Asking these questions planted a seed in my head. More people needed to know about this. More people needed to see this mini documentary. So I came up with a mock movie premiere for the film, and retitled it “The Plastic We Sip.” I developed a poster, sticker, pin and bracelet that all fell under this theme that unnatural plastic pollutants were seeping their way into our bloodstreams and slowly killing us. Morbid? Yes, but absolutely true.

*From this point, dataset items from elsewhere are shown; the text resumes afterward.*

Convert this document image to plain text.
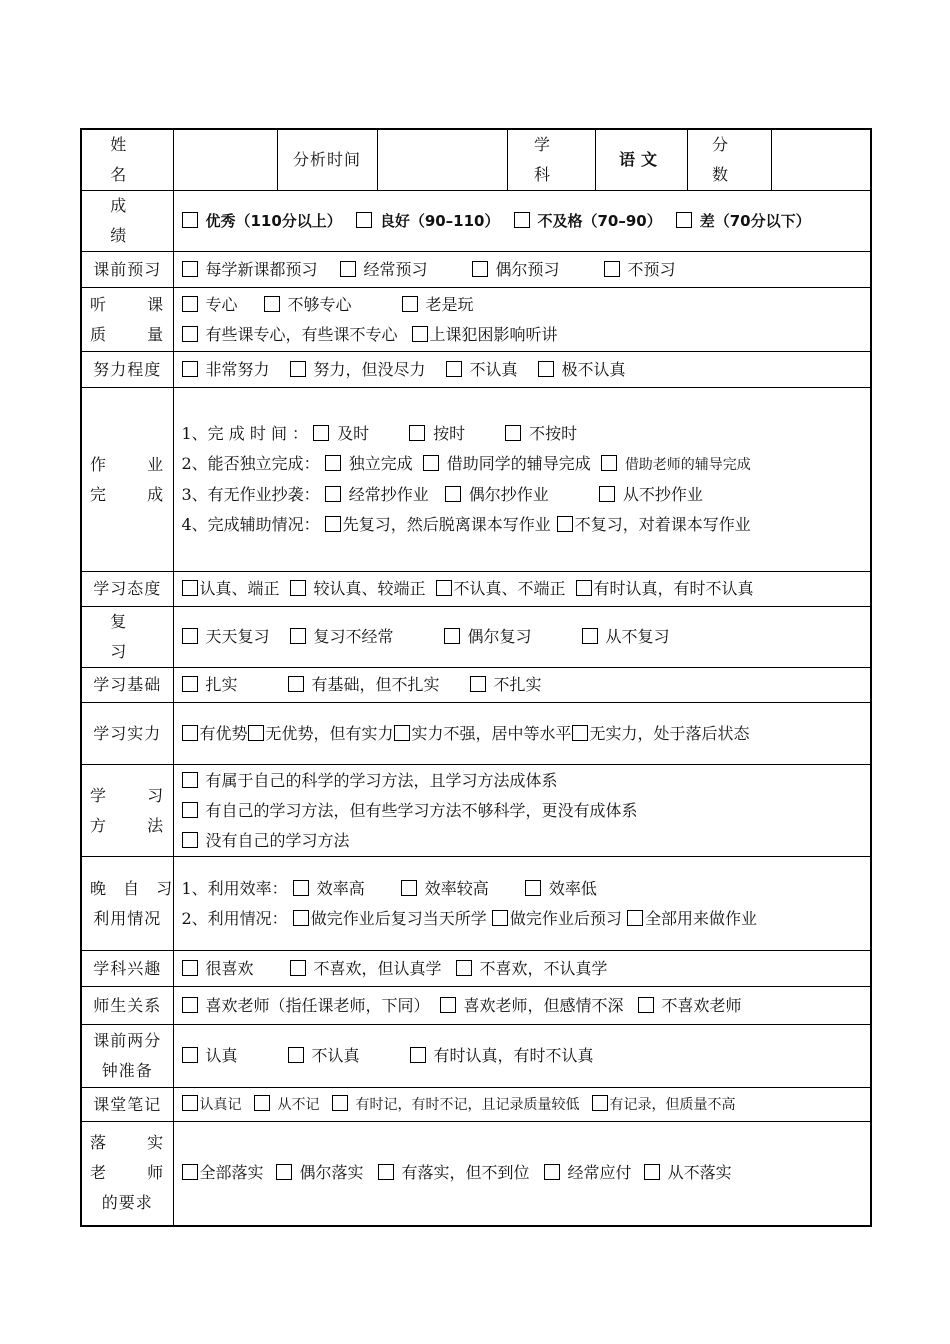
姓 名		分析时间		学 科	语文	分 数	
成 绩	优秀（110分以上） 良好（90–110） 不及格（70–90） 差（70分以下）						
课前预习	每学新课都预习 经常预习 偶尔预习 不预习						

听 课
质 量	专心 不够专心 老是玩
有些课专心，有些课不专心 上课犯困影响听讲						

努力程度	非常努力 努力，但没尽力 不认真 极不认真						

作 业
完 成	1、完 成 时 间 ： 及时 按时 不按时
2、能否独立完成： 独立完成 借助同学的辅导完成 借助老师的辅导完成
3、有无作业抄袭： 经常抄作业 偶尔抄作业 从不抄作业
4、完成辅助情况： 先复习，然后脱离课本写作业 不复习，对着课本写作业						

学习态度	认真、端正 较认真、较端正 不认真、不端正 有时认真，有时不认真						
复 习	天天复习 复习不经常 偶尔复习 从不复习						
学习基础	扎实 有基础，但不扎实 不扎实						
学习实力	有优势 无优势，但有实力 实力不强，居中等水平 无实力，处于落后状态						

学 习
方 法	有属于自己的科学的学习方法，且学习方法成体系
有自己的学习方法，但有些学习方法不够科学，更没有成体系
没有自己的学习方法						

晚 自 习
利用情况	1、利用效率： 效率高 效率较高 效率低
2、利用情况： 做完作业后复习当天所学 做完作业后预习 全部用来做作业						

学科兴趣	很喜欢 不喜欢，但认真学 不喜欢，不认真学						
师生关系	喜欢老师（指任课老师，下同） 喜欢老师，但感情不深 不喜欢老师						

课前两分
钟准备	认真 不认真 有时认真，有时不认真						
课堂笔记	认真记 从不记 有时记，有时不记，且记录质量较低 有记录，但质量不高						

落 实
老 师
的要求	全部落实 偶尔落实 有落实，但不到位 经常应付 从不落实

I wanted this theme to have a gritty and dark feel, representative of the polluted tap water that comes out of our faucets. The blue represents the water that we perceive as healthy and clean, but it quickly fades to an unnatural pink color that’s representative of the plastic chemicals we’re actually consuming. The veins are also meant to resemble natural waterways that are getting polluted by these big companies. And lastly, the chalk outline of the body resembles – you guessed it – the chalk outline of a dead body on pavement, as a way of saying, we’ll be dead before we know it if this kind of carelessness with our water keeps happening.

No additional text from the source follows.